The claimant has failed to comply with the directions of 19 January 2023. None of the information required by the directions has been provided. No extension of time to comply with the directions has been sought by the claimant and no explanation as been offered by the claimant for their failure to comply with the directions. Accordingly, the claimant and their solicitors are in breach of the directions and in breach of their duty under s 42 of the PIC Act.
Pursuant to s 54 of the PIC Act the Commission may at any stage dismiss proceedings:
(a) if it is satisfied that the proceedings have been abandoned, or
(b) if it is satisfied that the proceedings are frivolous or vexatious or otherwise misconceived or lacking in substance, or
(c) for any other ground of dismissal specified in the Commission rules.
The grounds specified under Rule 77 of the Personal Injury Commission Rules 2021 (the PIC Rules) for the purpose of s 54(c) of the PIC Act include:
(a) the applicant has failed, without reasonable excuse, to comply with a direction given by the Commission or the President; or
(b) the applicant has failed to prosecute the proceedings with due despatch.
Pursuant to PIC Rule 127(1)(d) section 54 applies to panel review proceedings.
Pursuant to PIC Rule 127(2) “a function given to the Commission in section 42 of the PIC Act is to be read as being given to the panel conducting the panel review proceedings”.
Pursuant to PIC Rule 127(3) “a function given to the Commission in section 54 of the PIC Act is to be read as being given to the President”.
Pursuant to PIC Rule 9:
“A non-presidential member or merit reviewer to whom applicable proceedings are referred may make any order relating to the procedure to be followed in the proceedings, including an order striking out the proceedings or any step in the proceedings, that could be made by the President”.
Pursuant to Rule 5(2)(e) applicable proceedings for the purpose of PIC Rule 9 include panel review proceedings.
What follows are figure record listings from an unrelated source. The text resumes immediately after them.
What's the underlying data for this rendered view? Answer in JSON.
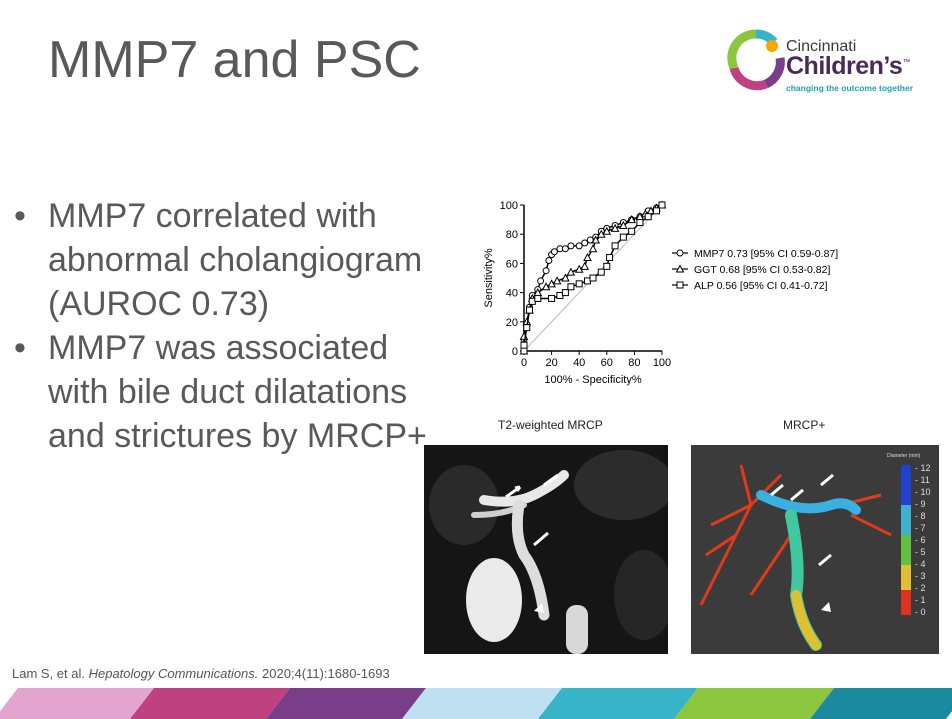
{
  "slide": {
    "title": "MMP7 and PSC",
    "logo": {
      "line1": "Cincinnati",
      "line2": "Children’s",
      "tm": "™",
      "tagline": "changing the outcome together"
    },
    "bullets": [
      {
        "text": "MMP7 correlated with abnormal cholangiogram (AUROC 0.73)"
      },
      {
        "text": "MMP7 was associated with bile duct dilatations and strictures by MRCP+"
      }
    ],
    "bullet_char": "•",
    "images": {
      "t2_label": "T2-weighted MRCP",
      "mrcp_label": "MRCP+",
      "colorbar_title": "Diameter (mm)",
      "colorbar_ticks": [
        "12",
        "11",
        "10",
        "9",
        "8",
        "7",
        "6",
        "5",
        "4",
        "3",
        "2",
        "1",
        "0"
      ]
    },
    "citation": {
      "authors": "Lam S, et al. ",
      "journal": "Hepatology Communications.",
      "details": " 2020;4(11):1680-1693"
    },
    "footer_colors": [
      "#e3a4d0",
      "#c0417f",
      "#7a3d8a",
      "#bfe0f0",
      "#37b4c8",
      "#8cc63f",
      "#1c8a9e"
    ]
  },
  "chart_data": {
    "type": "line",
    "xlabel": "100% - Specificity%",
    "ylabel": "Sensitivity%",
    "xlim": [
      0,
      100
    ],
    "ylim": [
      0,
      100
    ],
    "xticks": [
      0,
      20,
      40,
      60,
      80,
      100
    ],
    "yticks": [
      0,
      20,
      40,
      60,
      80,
      100
    ],
    "legend_position": "right",
    "series": [
      {
        "name": "MMP7 0.73 [95% CI 0.59-0.87]",
        "marker": "circle",
        "x": [
          0,
          0,
          2,
          4,
          6,
          10,
          12,
          16,
          18,
          20,
          22,
          26,
          30,
          34,
          40,
          44,
          48,
          52,
          56,
          60,
          66,
          72,
          78,
          84,
          90,
          96,
          100
        ],
        "y": [
          0,
          8,
          18,
          30,
          38,
          42,
          48,
          55,
          62,
          66,
          68,
          70,
          70,
          72,
          72,
          74,
          76,
          78,
          82,
          84,
          86,
          88,
          90,
          92,
          96,
          98,
          100
        ]
      },
      {
        "name": "GGT 0.68 [95% CI 0.53-0.82]",
        "marker": "triangle",
        "x": [
          0,
          0,
          2,
          4,
          6,
          10,
          16,
          20,
          24,
          30,
          34,
          40,
          44,
          46,
          50,
          52,
          56,
          60,
          66,
          72,
          78,
          84,
          88,
          92,
          96,
          100
        ],
        "y": [
          0,
          10,
          20,
          28,
          36,
          40,
          44,
          46,
          48,
          50,
          54,
          56,
          58,
          64,
          70,
          76,
          80,
          82,
          84,
          86,
          90,
          92,
          94,
          96,
          98,
          100
        ]
      },
      {
        "name": "ALP 0.56 [95% CI 0.41-0.72]",
        "marker": "square",
        "x": [
          0,
          0,
          2,
          4,
          6,
          10,
          20,
          26,
          30,
          34,
          40,
          46,
          50,
          56,
          60,
          62,
          66,
          72,
          78,
          84,
          90,
          96,
          100
        ],
        "y": [
          0,
          4,
          16,
          28,
          34,
          36,
          36,
          38,
          40,
          44,
          46,
          48,
          50,
          54,
          58,
          64,
          72,
          78,
          82,
          88,
          92,
          96,
          100
        ]
      }
    ]
  }
}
Pursuant to PIC Rule 5 “panel review proceedings"are “proceedings before a panel under enabling legislation for an appeal against, or a review of, a decision made in medical assessment proceedings or merit review proceedings”. Accordingly, these proceedings are panel review proceedings for the purpose of s 54 of the MAI Act and PIC Rule 127.
Accordingly:
(a) pursuant to PIC Rule 127 the Panel has power to issue directions to the parties and for compliance with the directions by the parties to be compulsory under s 42 of the PIC Act, and
(b) pursuant to PIC Rules 127 and 9 the Panel has power to strike out the proceedings or to take any step in the proceedings that could be made by the President. This includes the power to dismiss the proceedings under s 54(c) of the PIC Act and PIC Rule 77.
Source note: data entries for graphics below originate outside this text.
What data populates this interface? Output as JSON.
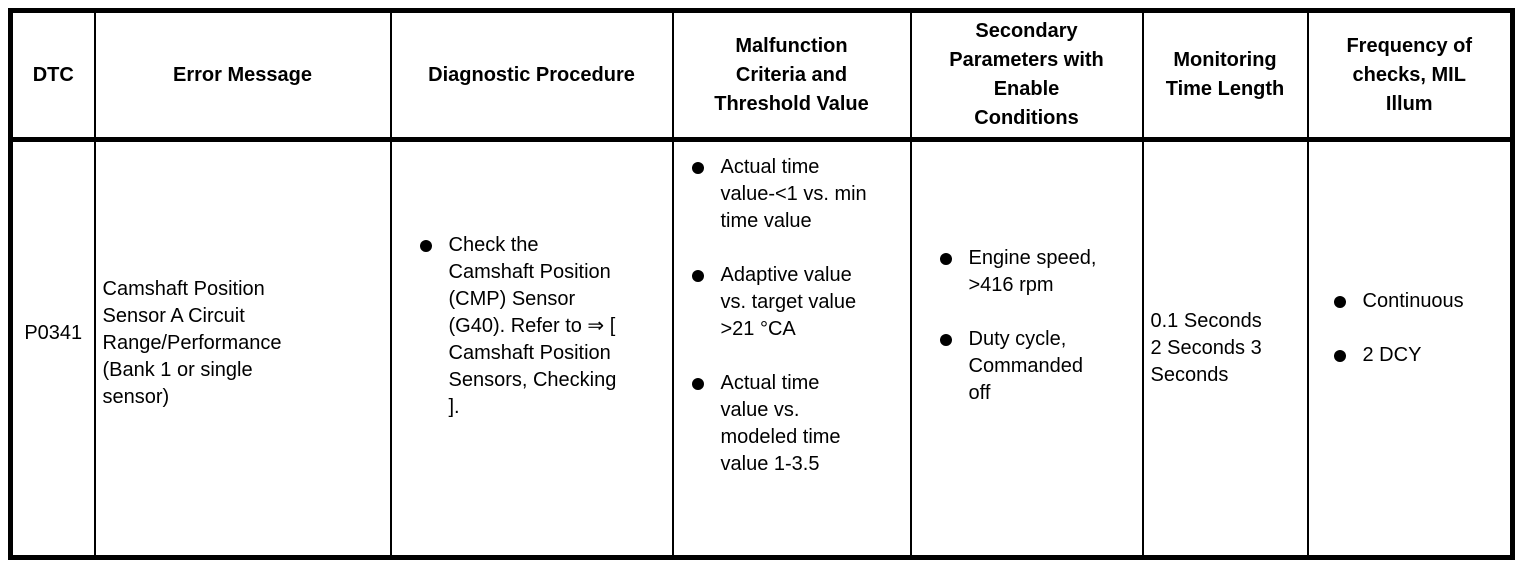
{
  "page": {
    "background_color": "#ffffff",
    "border_color": "#000000",
    "text_color": "#000000"
  },
  "table": {
    "headers": [
      "DTC",
      "Error Message",
      "Diagnostic Procedure",
      "Malfunction Criteria and Threshold Value",
      "Secondary Parameters with Enable Conditions",
      "Monitoring Time Length",
      "Frequency of checks, MIL Illum"
    ],
    "row": {
      "dtc": "P0341",
      "error_message": "Camshaft Position Sensor A Circuit Range/Performance (Bank 1 or single sensor)",
      "diagnostic_procedure": [
        "Check the Camshaft Position (CMP) Sensor (G40). Refer to ⇒ [ Camshaft Position Sensors, Checking ]."
      ],
      "malfunction_criteria": [
        "Actual time value-<1 vs. min time value",
        "Adaptive value vs. target value >21 °CA",
        "Actual time value vs. modeled time value 1-3.5"
      ],
      "secondary_parameters": [
        "Engine speed, >416 rpm",
        "Duty cycle, Commanded off"
      ],
      "monitoring_time_length": "0.1 Seconds 2 Seconds 3 Seconds",
      "frequency_of_checks": [
        "Continuous",
        "2 DCY"
      ]
    }
  }
}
The claimant has failed to comply with the directions issued by the Panel on 19 January 2023, without reasonable excuse. As a result, the claimant has failed to prosecute the proceedings with due despatch.
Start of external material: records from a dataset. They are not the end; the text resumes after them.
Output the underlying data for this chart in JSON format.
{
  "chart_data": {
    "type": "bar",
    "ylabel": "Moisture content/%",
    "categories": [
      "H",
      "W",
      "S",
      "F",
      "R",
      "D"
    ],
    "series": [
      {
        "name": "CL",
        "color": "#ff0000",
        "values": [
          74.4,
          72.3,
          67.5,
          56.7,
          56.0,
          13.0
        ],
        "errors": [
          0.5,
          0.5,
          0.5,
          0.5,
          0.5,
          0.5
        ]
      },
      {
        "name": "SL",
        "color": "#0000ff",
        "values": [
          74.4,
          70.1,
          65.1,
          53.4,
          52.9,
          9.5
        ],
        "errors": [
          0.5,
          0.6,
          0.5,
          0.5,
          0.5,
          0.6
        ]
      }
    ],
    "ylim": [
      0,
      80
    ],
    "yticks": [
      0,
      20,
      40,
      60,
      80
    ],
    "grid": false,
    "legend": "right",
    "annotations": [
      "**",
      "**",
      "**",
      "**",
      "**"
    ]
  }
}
In the circumstances the Panel has determined that pursuant to s 54(c) of the PIC Act and PIC Rule 77(b)(ii) and/or (iii) the proceedings should be dismissed.
CONCLUSION
For the reasons set out above the proceedings are dismissed on the basis:
(a) the applicant has failed, without reasonable excuse, to comply with a direction given by the Commission or the President (PIC Rule 77(b)(ii)), and/or
(b) the applicant has failed to prosecute the proceedings with due despatch (PIC Rule 77(b)(iii)).